Another bill sponsored by Fecteau was passed into law last year, allowing a group of bipartisan lawmakers, real estate experts, and industry leaders to form the Commission to Increase Opportunities in Maine by Studying Zoning and Land Use Restrictions. 

Rep. Amy Arata, R-New Glouchester, is a co-sponsor of the bill and was a housing commission member.

"Municipal home rule is important to many Republicans, but most Republicans support property rights even more. When they look at it from that perspective, I think they will support the bill," she said in a release sent Wednesday.

The bill introduced this week would make all nine recommendations from the commission law.
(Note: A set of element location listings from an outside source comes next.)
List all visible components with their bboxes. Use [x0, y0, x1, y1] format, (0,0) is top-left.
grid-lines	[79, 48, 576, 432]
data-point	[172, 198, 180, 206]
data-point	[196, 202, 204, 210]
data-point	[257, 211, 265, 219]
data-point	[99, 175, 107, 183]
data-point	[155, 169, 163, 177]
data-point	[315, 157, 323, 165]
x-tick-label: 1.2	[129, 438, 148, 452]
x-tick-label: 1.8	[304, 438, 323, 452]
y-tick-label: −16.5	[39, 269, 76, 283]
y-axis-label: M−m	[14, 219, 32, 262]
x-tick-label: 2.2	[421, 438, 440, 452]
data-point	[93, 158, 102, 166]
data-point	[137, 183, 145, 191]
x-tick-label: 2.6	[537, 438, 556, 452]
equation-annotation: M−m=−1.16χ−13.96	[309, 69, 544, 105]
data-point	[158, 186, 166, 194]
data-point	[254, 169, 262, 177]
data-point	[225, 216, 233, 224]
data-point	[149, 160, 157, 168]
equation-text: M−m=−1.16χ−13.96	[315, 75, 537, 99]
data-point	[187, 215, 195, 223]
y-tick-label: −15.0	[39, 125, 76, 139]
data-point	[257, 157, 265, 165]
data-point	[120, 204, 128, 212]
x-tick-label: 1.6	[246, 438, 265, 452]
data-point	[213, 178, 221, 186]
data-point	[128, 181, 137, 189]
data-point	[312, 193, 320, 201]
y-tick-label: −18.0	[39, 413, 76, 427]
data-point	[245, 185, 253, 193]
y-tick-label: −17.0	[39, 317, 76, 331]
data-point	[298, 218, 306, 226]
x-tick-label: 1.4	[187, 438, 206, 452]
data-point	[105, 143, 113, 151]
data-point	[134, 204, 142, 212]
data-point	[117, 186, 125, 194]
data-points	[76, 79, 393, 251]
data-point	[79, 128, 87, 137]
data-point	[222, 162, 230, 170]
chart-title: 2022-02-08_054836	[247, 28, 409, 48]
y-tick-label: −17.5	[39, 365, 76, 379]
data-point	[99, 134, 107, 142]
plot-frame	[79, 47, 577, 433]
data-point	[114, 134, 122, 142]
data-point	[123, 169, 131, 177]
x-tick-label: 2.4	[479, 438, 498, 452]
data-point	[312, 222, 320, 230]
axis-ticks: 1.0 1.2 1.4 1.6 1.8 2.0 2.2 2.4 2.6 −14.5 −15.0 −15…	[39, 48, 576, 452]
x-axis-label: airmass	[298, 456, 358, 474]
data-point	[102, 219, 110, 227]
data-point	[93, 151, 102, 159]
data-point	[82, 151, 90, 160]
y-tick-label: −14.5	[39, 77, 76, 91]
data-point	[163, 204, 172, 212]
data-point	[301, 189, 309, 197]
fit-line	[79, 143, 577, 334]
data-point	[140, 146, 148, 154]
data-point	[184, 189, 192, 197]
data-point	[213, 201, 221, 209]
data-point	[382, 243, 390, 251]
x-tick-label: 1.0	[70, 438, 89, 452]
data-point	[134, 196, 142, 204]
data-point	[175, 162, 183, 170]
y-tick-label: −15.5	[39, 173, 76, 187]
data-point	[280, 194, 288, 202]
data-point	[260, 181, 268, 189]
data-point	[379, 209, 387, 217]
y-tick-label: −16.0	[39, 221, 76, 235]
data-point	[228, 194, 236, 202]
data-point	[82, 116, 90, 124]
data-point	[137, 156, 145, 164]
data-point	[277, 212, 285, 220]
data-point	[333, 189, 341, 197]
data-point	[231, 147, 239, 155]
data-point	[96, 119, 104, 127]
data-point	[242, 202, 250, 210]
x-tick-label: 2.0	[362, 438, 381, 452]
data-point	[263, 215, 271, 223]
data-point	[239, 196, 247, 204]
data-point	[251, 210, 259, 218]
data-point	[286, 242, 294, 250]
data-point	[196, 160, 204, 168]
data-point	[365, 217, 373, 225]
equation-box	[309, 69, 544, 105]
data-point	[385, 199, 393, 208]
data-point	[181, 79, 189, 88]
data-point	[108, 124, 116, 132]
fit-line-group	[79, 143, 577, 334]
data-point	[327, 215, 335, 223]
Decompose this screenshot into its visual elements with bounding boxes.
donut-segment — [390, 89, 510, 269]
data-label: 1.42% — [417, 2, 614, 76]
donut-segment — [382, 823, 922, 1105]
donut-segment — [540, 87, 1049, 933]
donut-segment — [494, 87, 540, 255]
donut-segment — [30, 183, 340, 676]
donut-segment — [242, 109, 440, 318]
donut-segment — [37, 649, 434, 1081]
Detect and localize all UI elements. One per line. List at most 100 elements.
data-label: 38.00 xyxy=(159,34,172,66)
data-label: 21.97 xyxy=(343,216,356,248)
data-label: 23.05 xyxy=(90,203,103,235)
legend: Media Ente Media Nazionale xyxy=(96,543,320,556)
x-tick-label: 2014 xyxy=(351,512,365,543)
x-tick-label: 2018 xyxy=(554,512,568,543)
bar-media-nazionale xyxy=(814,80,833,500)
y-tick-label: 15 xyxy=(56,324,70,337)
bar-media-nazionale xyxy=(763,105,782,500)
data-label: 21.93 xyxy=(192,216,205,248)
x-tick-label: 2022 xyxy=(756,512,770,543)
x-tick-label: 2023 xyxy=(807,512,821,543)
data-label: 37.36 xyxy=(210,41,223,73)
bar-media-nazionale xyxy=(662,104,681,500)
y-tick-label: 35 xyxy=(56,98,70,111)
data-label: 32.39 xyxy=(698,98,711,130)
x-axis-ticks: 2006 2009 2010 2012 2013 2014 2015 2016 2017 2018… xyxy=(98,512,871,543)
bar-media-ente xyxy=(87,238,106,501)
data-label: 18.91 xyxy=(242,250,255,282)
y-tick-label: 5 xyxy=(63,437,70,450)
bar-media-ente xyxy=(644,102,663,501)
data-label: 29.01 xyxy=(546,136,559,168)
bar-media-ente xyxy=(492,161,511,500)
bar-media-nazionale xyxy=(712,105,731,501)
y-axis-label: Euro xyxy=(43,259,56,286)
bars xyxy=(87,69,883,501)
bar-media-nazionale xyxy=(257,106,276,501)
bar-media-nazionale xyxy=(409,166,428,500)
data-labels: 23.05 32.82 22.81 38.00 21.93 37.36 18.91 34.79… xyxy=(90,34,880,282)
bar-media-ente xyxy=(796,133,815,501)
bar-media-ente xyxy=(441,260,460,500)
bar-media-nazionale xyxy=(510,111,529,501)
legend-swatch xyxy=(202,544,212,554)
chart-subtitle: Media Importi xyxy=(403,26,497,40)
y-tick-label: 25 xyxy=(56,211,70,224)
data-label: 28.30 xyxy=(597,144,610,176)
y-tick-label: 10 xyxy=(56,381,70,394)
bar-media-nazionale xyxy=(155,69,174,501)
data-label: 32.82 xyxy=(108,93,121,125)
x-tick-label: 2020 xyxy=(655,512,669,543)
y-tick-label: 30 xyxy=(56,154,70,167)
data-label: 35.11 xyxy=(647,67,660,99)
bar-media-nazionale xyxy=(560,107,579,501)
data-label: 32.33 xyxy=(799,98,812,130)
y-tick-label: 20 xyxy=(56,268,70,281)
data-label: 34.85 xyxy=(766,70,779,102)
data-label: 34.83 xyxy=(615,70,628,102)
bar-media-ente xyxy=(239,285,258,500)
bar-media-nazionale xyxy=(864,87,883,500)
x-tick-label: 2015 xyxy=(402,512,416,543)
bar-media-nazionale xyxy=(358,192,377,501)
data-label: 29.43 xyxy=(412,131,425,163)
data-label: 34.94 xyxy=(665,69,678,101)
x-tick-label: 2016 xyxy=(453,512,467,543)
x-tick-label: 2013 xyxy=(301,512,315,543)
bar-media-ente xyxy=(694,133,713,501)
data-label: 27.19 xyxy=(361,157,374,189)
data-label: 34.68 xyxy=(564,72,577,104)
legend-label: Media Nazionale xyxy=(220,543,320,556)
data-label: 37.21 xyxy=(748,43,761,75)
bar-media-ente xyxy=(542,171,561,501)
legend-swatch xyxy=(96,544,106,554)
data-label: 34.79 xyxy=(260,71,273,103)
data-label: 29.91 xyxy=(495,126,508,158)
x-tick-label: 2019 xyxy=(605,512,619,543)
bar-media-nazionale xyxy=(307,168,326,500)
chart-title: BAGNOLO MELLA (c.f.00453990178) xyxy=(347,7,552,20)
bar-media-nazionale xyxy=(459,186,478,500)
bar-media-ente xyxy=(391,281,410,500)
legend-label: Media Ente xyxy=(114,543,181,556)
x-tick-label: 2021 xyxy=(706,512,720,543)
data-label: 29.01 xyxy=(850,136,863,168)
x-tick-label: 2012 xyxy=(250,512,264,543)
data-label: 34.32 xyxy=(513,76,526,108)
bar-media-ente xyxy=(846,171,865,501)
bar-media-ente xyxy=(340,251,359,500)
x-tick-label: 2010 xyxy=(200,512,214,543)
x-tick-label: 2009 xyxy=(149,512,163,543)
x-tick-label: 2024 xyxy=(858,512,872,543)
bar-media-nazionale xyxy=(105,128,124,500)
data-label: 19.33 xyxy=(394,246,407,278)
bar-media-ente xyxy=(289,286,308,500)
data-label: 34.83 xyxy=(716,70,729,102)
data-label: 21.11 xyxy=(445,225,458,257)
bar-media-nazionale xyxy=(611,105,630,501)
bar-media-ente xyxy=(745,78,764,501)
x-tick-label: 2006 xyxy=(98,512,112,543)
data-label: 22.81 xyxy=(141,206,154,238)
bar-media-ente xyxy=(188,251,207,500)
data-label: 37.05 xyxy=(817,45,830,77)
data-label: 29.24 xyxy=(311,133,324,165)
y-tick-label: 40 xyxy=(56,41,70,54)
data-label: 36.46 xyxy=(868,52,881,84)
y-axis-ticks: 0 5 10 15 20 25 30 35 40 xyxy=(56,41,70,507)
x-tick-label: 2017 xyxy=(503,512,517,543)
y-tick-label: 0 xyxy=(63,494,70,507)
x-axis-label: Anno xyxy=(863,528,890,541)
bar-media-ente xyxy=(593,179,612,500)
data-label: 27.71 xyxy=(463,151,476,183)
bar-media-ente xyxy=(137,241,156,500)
Fecteau said that for the changes to be effective, the state and local municipalities must work together.

To incentivize towns and cities to look into changing any outdated zoning and land-use restrictions, the bill would create a three-year grant program that would give municipalities $25,000 per year to review ordinances that may impact housing availability.

Credit: NCM

In any zone where housing is already permitted, this bill would allow "structures with up to 4 dwelling units [to] be built and allow accessory dwelling units in all Maine towns."

"So homeowners can freely build a structure for their son returning home from college looking for his first job, or older Mainers can be taken care of close to their grandchildren, aging joyfully with the family they love," Fecteau added.

Wednesday's news conference was held at an Accessory Dwelling Unit, operated by Backyard ADUs in Brunswick. The home is one example of Mainers building additional housing units on lots they own for family members or others.

The bill will now be sent to a legislative committee to be worked on.